C0re_Asa(config)# route-map VoiveTraffic1 permit 20
C0re_Asa(config-route-map)# set ip interface Null0

Now, this route-map has to be attached to an interface.

C0re_Asa(config)# interface Gi0/1
C0re_Asa(config-if)# policy-route route-map VoiveTraffic1

Rest of the traffic (which is already flowing over point to point ) will flow as it is , there would not be any impact on the same due to above PBRs. Please validate.

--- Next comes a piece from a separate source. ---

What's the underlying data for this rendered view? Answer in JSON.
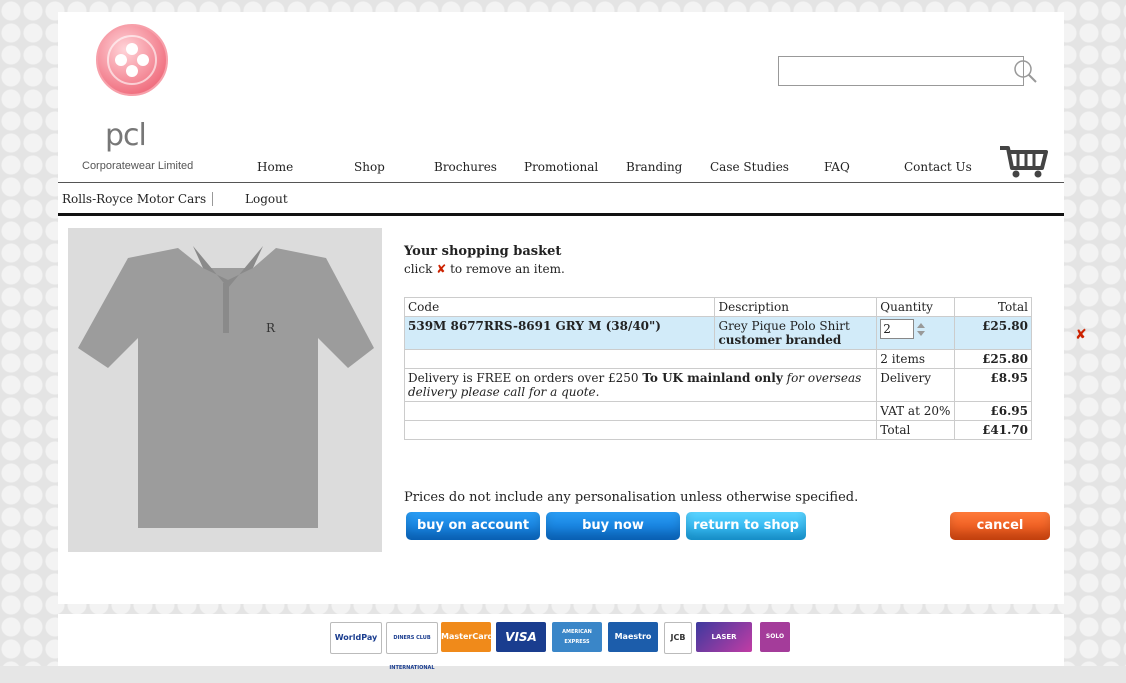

Karsten Iwen · ‎12-01-2015

I'm not sure how the ASA bahaves with your route-map sequence 20 where you send the remainding traffic to Null0. I can't lab it at the moment, but I would expect that this matches all other traffic and that you blackhole all traffic that should flow over the P2P link with that config. Better test it in a lab environment or while scheduing a downtime.

netbeginner · ‎12-03-2015

Hi Karsten,

Finally applied below PBR (without interface Null0) and all worked. Thanks.

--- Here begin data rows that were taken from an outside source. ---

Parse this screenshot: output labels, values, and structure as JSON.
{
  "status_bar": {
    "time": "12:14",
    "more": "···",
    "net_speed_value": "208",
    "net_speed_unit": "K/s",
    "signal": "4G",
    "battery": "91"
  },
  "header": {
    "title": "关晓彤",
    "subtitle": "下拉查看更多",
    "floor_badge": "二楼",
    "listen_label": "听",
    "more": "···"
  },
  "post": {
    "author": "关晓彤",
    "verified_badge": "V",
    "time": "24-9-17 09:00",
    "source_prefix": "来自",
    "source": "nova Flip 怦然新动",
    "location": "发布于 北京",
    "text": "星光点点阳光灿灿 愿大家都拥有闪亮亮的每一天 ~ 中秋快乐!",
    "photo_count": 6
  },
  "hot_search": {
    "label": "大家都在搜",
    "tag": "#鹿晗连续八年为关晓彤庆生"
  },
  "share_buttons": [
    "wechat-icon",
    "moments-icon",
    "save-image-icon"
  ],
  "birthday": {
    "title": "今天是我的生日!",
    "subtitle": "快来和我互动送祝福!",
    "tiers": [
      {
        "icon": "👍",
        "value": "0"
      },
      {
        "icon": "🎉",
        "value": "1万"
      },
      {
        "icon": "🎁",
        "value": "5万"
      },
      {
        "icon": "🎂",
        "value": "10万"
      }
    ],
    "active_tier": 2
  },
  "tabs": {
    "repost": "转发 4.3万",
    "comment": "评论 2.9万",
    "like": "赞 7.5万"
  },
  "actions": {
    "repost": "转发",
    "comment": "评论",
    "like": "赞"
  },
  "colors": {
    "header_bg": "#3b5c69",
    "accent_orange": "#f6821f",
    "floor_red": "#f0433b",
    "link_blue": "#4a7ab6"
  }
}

C0re_Asa(config)# access-list V01ce permit ip 172.16.99.2 255.255.255.255 10.10.100.5 255.255.255.255
C0re_Asa(config)#access-list V01ce permit ip 172.16.99.2 255.255.255.255 10.10.100.5 255.255.255.255

C0re_Asa(config)# route-map VoiveTraffic permit 10
C0re_Asa(config-route-map)# match ip address V01ce
C0re_Asa(config-route-map)# set ip next-hop 10.12.19.22

Now, this route-map has to be attached to an interface.

C0re_Asa(config)# interface Gi0/0
C0re_Asa(config-if)# policy-route route-map VoiveTraffic

Karsten Iwen · ‎12-01-2015

>> For symmetric routing this has to be done on both sides with mirrored definitions. ?

>We understand that PBR has to be implemet at Location A (our end only).

After reading it again I think you are right. I thought that there is also traffic from voice-related systems in B talking to "normal" systems in A. To have this traffic on MPLS you would need PBR on ASA-B.